We have systems for managing roads and the sky, but what about outer space?

With over 8,000 satellites being in Earth’s orbit since the space race began and another 20,000 due in the next decade, experts are now considering how best to manage this influx of space tech.

The problem emerged last week after a near collision between SpaceX and another satellite, Starlink 44. Luckily, this was avoided thanks to one of the satellites changing course.

Satellites can avoid fragments that are anticipated hours in advance, but the European Space Agency says it’s very rare for active satellites to be able to avoid hitting each other.

Neel Patel, space researcher and journalist for the MIT Technology Review, has mulled over that particular dilemma.

SpaceX was just the 60th of the 12,000 Elon Musk wants to launch into space. A handful of ASX small caps are also wanting to launch satellites including Kleos Space (ASX:KSS) and Sky and Space Global (ASX:SAS).
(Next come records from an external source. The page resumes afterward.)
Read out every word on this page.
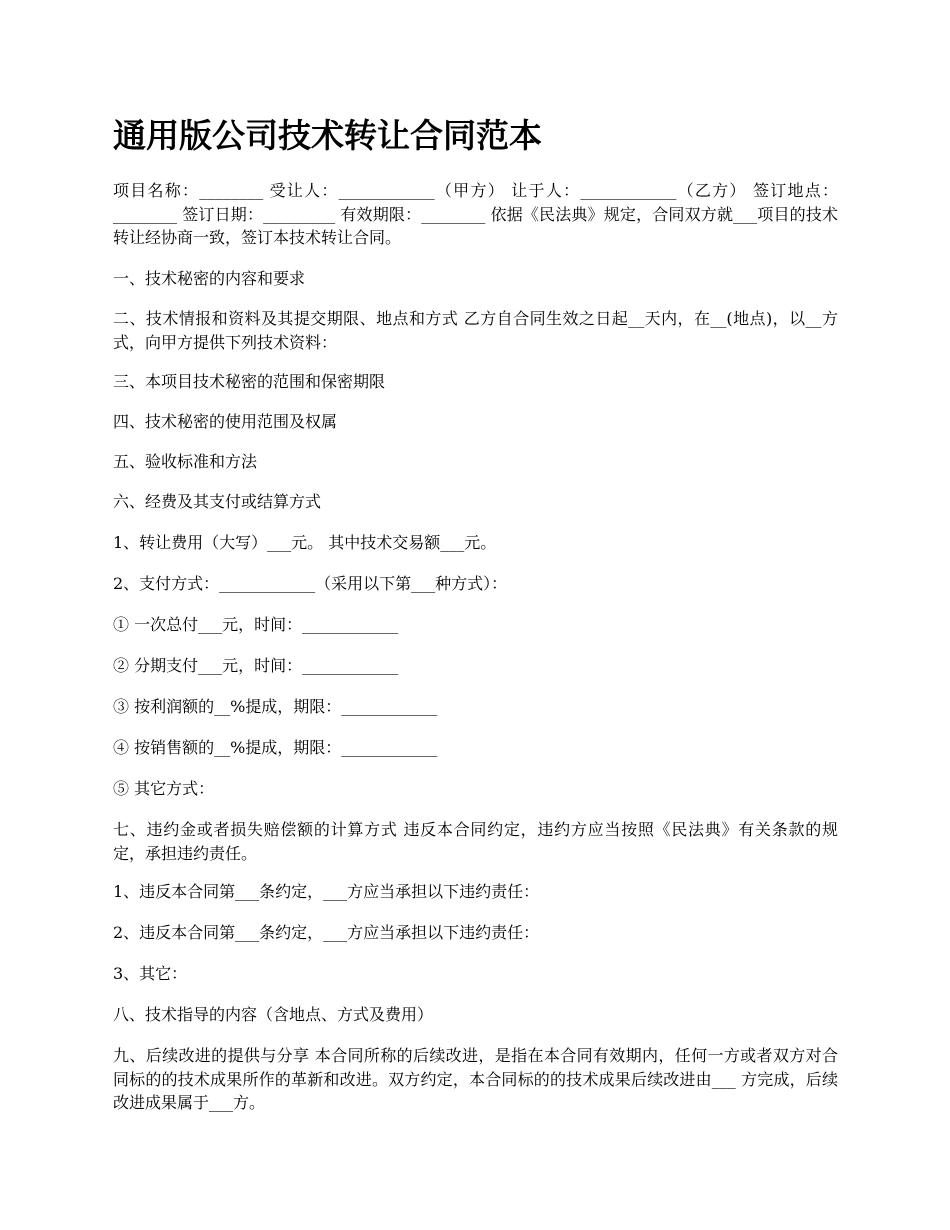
通用版公司技术转让合同范本

项目名称：________ 受让人：____________（甲方） 让于人：____________（乙方） 签订地点：________ 签订日期：_________ 有效期限：________ 依据《民法典》规定，合同双方就___项目的技术转让经协商一致，签订本技术转让合同。

一、技术秘密的内容和要求

二、技术情报和资料及其提交期限、地点和方式 乙方自合同生效之日起__天内，在__(地点)，以__方式，向甲方提供下列技术资料：

三、本项目技术秘密的范围和保密期限

四、技术秘密的使用范围及权属

五、验收标准和方法

六、经费及其支付或结算方式

1、转让费用（大写）___元。 其中技术交易额___元。

2、支付方式：____________（采用以下第___种方式）：

① 一次总付___元，时间：____________

② 分期支付___元，时间：____________

③ 按利润额的__%提成，期限：____________

④ 按销售额的__%提成，期限：____________

⑤ 其它方式：

七、违约金或者损失赔偿额的计算方式 违反本合同约定，违约方应当按照《民法典》有关条款的规定，承担违约责任。

1、违反本合同第___条约定，___方应当承担以下违约责任：

2、违反本合同第___条约定，___方应当承担以下违约责任：

3、其它：

八、技术指导的内容（含地点、方式及费用）

九、后续改进的提供与分享 本合同所称的后续改进，是指在本合同有效期内，任何一方或者双方对合同标的的技术成果所作的革新和改进。双方约定，本合同标的的技术成果后续改进由___ 方完成，后续改进成果属于___方。
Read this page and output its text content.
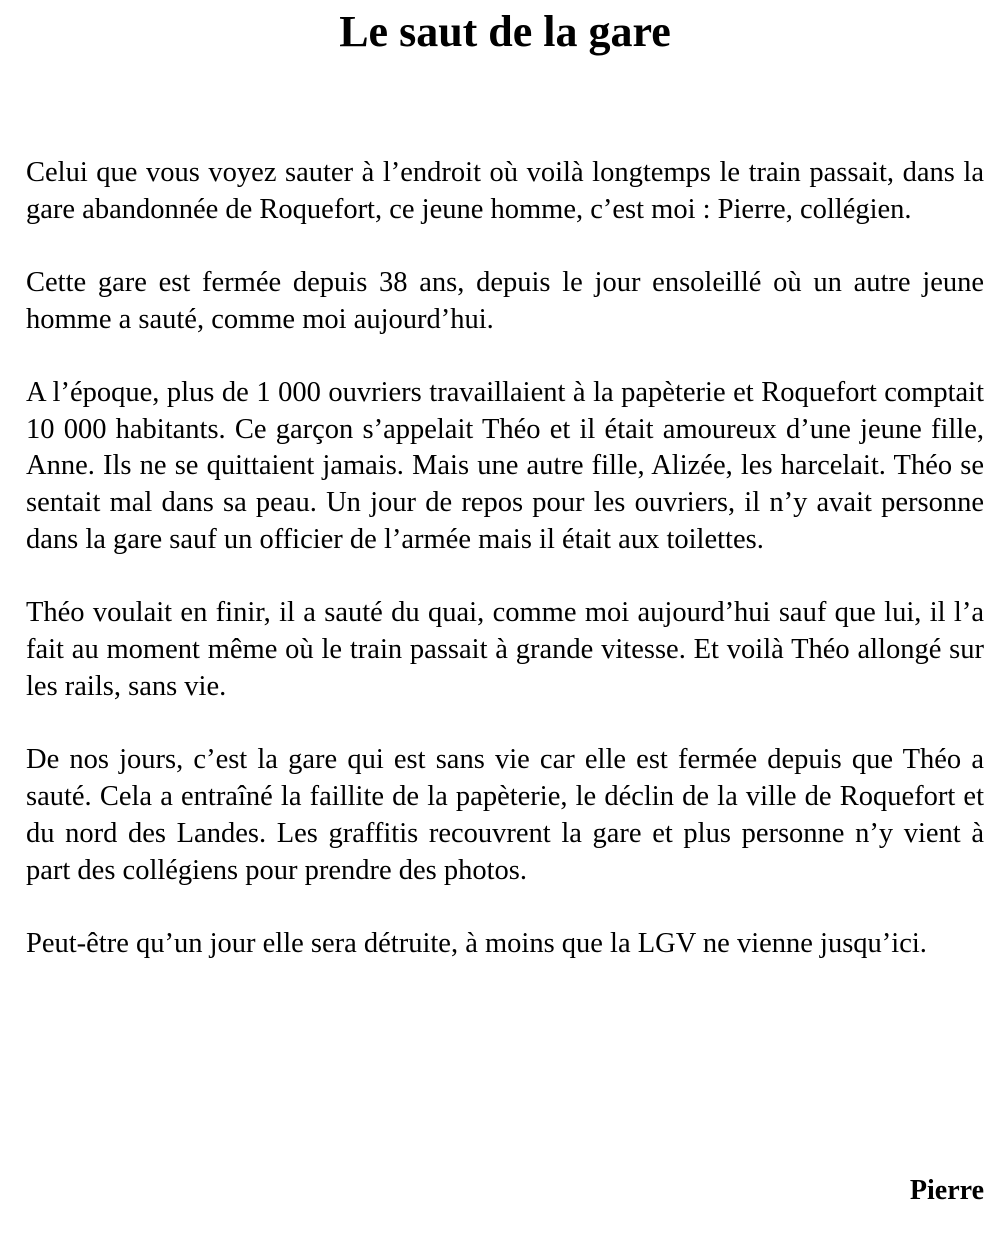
Le saut de la gare

Celui que vous voyez sauter à l’endroit où voilà longtemps le train passait, dans la gare abandonnée de Roquefort, ce jeune homme, c’est moi : Pierre, collégien.

Cette gare est fermée depuis 38 ans, depuis le jour ensoleillé où un autre jeune homme a sauté, comme moi aujourd’hui.

A l’époque, plus de 1 000 ouvriers travaillaient à la papèterie et Roquefort comptait 10 000 habitants. Ce garçon s’appelait Théo et il était amoureux d’une jeune fille, Anne. Ils ne se quittaient jamais. Mais une autre fille, Alizée, les harcelait. Théo se sentait mal dans sa peau. Un jour de repos pour les ouvriers, il n’y avait personne dans la gare sauf un officier de l’armée mais il était aux toilettes.

Théo voulait en finir, il a sauté du quai, comme moi aujourd’hui sauf que lui, il l’a fait au moment même où le train passait à grande vitesse. Et voilà Théo allongé sur les rails, sans vie.

De nos jours, c’est la gare qui est sans vie car elle est fermée depuis que Théo a sauté. Cela a entraîné la faillite de la papèterie, le déclin de la ville de Roquefort et du nord des Landes. Les graffitis recouvrent la gare et plus personne n’y vient à part des collégiens pour prendre des photos.

Peut-être qu’un jour elle sera détruite, à moins que la LGV ne vienne jusqu’ici.

Pierre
So how will the industry manage them? Boston-based tech author Andy Ihnatko suggested satellites would make autonomous decisions between each other and negotiate safe paths.

Patel, however, noted there was no real standard for measuring space traffic and argued there should be one. The catch for self-regulation is that all satellites had to be communicating with each other.

There are laws governing satellites in individual countries, but there is no one global standard for resolving conflicts.

“An intergovernmental space traffic body could be very useful,” Patel said. “But how would such a body actually police traffic and back up its regulations with punitive measures?

“We can’t just hand out tickets for anyone who violates the rules. There’d be no bite behind the bark.”

 

Space as a service?

Patel suggested making any such body a service rather than a regulator which would gradually become a voluntary standard.

“Even if they resent being told what to do, operators will get on board because they all agree on one thing: satellite collisions are bad for business, and bad for space,” he said.

“Ultimately this means that protecting one’s own assets means protecting others’ as well. Conflicts are sure to emerge when we start debating which countries and which businesses ought to move out of the way for others.

“But those spats are far preferable to the alternative, in which Earth’s orbit becomes so littered with debris from shattered orbiters that no one can safely use it.”